You Might Like … to Glance at Greeks, Savage, Turbo, METZ, Bysshe, Eno and More

This is a post in a series appearing each Friday, setting out some articles, videos, podcasts and the like that contributors at Slaw are enjoying and that you might find interesting. The articles tend to be longer than blog posts and shorter than books, just right for that stolen half hour on the weekend. It’s also likely that most of them won’t be about law — just right for etc.

Please let us have your recommendations for what we and our readers might like.

leocaillard.com – Street stone – Léo Caillard – We’re told the ancient Greeks painted their sculptures bright, some would say garish, colours. This photographer photoshops clothing onto the now etiolated Greeks, making them look surprisingly like people you might know (only better looking).

berfrois – The Life of Mr Richard Savage – Samuel Johnson – Not quite so ancient as the Greeks, that Sam Johnson nips through the unhappy life of Savage from the moment of his birth as someone having missed an earldom by bastardy to his conviction for murder and the elegant but futile plea by friends for mercy from the court.


Brooklyn Brainery – A Handsome Atlas – Government of the United States of America – “The Amazing and Incredible Statistical Atlases of the United States of America compiled in the final decades of The Nineteenth Century.” If you think that the careful visual display of data is a recent phenomenon, these programmers put a good interface between you and the graphics from the Library of Congress to show you otherwise.

The Atlantic – Canada’s Rail System May Have Peaked…in 1968 – Mark Byrnes – If you think that the crummy state of rail travel in Canada is a recent phenomenon . . . you might be right, or close to right, perhaps.


The New Yorker – METZ’s Debut Album and a Q & A with the Band – Sasha Frere-Jones – Canada’s up to date about some things, though, and one of them’s music: “The Toronto trio METZ is rude, severe, and excellent.” And bonus: for the next five days you can listen to a cut from their new albumn.

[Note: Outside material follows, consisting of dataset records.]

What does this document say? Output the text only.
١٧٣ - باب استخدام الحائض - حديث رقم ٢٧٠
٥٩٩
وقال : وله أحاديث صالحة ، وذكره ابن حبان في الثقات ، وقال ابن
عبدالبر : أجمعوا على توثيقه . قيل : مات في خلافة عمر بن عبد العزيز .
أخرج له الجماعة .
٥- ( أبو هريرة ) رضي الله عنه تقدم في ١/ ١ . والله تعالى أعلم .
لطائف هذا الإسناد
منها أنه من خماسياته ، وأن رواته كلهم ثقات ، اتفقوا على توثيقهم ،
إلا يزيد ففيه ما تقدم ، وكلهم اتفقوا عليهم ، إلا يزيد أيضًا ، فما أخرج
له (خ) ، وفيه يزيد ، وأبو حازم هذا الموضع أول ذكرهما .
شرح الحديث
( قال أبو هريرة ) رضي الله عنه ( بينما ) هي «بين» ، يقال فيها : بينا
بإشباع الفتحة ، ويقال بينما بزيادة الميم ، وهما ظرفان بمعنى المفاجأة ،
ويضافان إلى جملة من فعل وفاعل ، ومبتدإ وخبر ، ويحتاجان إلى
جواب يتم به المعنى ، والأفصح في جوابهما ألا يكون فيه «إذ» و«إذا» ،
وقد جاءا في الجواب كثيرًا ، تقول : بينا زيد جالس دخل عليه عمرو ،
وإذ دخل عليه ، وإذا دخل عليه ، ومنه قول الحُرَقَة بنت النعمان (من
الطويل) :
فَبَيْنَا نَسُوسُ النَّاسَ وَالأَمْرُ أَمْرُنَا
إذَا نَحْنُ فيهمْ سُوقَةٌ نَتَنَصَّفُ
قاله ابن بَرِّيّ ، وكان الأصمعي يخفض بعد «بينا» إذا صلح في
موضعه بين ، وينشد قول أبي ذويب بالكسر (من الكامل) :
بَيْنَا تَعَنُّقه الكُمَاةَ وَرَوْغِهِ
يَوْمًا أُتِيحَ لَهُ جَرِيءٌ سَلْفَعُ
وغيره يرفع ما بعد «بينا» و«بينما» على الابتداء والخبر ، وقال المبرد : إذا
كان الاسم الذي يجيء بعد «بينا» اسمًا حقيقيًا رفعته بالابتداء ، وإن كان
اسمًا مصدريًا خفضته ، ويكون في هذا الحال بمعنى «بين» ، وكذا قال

mtonic.com – How Accurate is Apple Maps in Canada’s Largest Province? – Jason – But when it comes to being up to date here, it’s one step forward and a dozen steps back — if Apple is to be believed. This site ran more than a couple of thousand Ontario (he meant “most populous” not “largest”) towns through IO6’s new mapping system with disastrous results.

The Atlantic – Percy Bysshe Shelley Frets About Information Overload … in 1821 – Megan Garber – A couple of thousand towns multiplied a couple of thousand times . . . and you still haven’t captured the info that a mapping program needs. Too much information? For Apple, certainly. And way too much for the rest of us, Shelly — er, I mean, surely.

Willard’s Wormholes – Brian Eno Textures (1989) – Brian Eno – So when it does get hectic, and it does, chill out to the e-strains of Eno. Here’s a hitherto-unrealeased 2’17” of Soft Dawn. Ahhh.

Vimeo – Paris vs. New York – Tony Miotto – Enough chillaxing: pump up with some big city sounds and an amusing set of left-screen, right-screen graphics that seek to “compare and contrast” this pair of burgs.

The Caravan – The Growing Tuberculosis Threat – Prayaag Akbar – There are big cities and too much information — and then there’s India, with too much of everything it seems at times. This newish online Indian mag takes a look at the country’s struggle with TDR (“totally drug-resistant”) tuberculosis.